Laura said:
I was reading on the "gutsense" site that some kinds of fermentation break down the casein in particular cheese. Can anybody find anything on that?
I couldn't find that particular reference (yet), but I found this:
_www.gutsense.org/gutsense/nutrition.html
Fermented dairy from free-range animals. Whole milk isn’t suitable for adults because of lactose and casein allergies, and hard-to-digest minerals. Once the milk is naturally fermented, lactose is gone, casein is predigested into basic amino acids, and mineral bonds are broken down. Also, dairy is chock full of calcium, magnesium, and potassium. If you can’t procure quality free-range milk, preferably raw, and can’t make your own fermented dairy, take supplements instead.
Not of much interest to us though. I'll keep digging.
Also, a friend of mine mentioned that mozzarella was suggested for his A blood type diet. I wonder if that might be the cheese in question. I ran some searches for a while and found nothing to support this.
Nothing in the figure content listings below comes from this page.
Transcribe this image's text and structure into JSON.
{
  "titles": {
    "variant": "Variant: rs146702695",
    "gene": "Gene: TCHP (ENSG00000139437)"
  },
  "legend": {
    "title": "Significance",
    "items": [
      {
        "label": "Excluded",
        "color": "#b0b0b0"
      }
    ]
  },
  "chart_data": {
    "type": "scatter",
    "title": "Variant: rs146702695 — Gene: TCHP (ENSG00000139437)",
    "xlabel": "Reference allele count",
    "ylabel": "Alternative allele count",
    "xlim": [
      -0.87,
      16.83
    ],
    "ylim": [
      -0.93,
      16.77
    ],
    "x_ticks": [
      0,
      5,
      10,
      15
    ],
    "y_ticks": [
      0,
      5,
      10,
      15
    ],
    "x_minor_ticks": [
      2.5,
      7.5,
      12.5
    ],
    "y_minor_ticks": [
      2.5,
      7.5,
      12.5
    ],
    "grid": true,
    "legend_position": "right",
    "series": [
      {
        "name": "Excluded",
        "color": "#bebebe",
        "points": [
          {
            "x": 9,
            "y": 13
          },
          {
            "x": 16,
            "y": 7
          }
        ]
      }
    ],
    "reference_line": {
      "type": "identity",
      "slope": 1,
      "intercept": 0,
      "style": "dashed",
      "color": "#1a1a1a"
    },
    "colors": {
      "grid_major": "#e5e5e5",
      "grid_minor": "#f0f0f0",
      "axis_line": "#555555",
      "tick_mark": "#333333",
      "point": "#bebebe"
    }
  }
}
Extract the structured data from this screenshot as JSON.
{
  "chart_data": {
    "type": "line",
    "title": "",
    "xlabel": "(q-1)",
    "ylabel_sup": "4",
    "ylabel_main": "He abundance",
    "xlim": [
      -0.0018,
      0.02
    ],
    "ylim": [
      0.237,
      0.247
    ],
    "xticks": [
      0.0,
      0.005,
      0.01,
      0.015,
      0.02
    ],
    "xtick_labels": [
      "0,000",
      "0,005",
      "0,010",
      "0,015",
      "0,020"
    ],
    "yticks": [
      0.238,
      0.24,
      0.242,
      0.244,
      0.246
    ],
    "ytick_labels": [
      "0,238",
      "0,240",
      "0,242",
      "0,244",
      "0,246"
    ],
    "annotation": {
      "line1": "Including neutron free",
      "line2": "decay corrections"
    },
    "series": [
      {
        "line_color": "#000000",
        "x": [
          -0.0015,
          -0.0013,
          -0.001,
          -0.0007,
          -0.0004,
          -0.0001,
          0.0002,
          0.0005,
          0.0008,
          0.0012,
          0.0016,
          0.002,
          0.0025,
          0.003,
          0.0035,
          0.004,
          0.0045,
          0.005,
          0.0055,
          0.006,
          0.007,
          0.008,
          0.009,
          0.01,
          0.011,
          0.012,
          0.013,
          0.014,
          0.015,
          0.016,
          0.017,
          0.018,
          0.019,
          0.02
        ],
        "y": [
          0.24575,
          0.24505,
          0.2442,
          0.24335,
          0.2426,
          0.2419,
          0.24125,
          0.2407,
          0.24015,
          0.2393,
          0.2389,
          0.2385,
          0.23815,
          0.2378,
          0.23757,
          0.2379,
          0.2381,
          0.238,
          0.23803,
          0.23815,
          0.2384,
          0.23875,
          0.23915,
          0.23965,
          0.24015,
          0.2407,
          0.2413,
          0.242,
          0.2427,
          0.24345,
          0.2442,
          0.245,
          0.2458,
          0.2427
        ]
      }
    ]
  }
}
But I stumbled across something else:
_http://www.daiyafoods.com/products/cheddar.asp
A substitute cheese that is loved by vegans, mainly because it doesn't taste like plastic and actually seems to resemble real cheese.
Ingredients:
-Filtered water
-tapioca and/or arrowroot flours
-non-GMO expeller pressed canola <--wonder if canola is OK if not GMO, but still creates trans fats. Egh.
-and /or non-GMO expeller pressed safflower oil
-coconut oil
-pea protein <--lectins?
-salt
-inactive yeast
-vegan natural flavours <--would have to ask them what these are made from exactly
-vegetable glycerin <-- ?
-xanthan gum <-- already discussed on forum as not being that great
-citric acid (for flavor)
-annatto.
Seems like a mostly OK product. Might even be worth recreating it ourselves. Although these days I'd struggle to find a use for cheese! Except with maybe a pumpkin and buckwheat pizza base mix.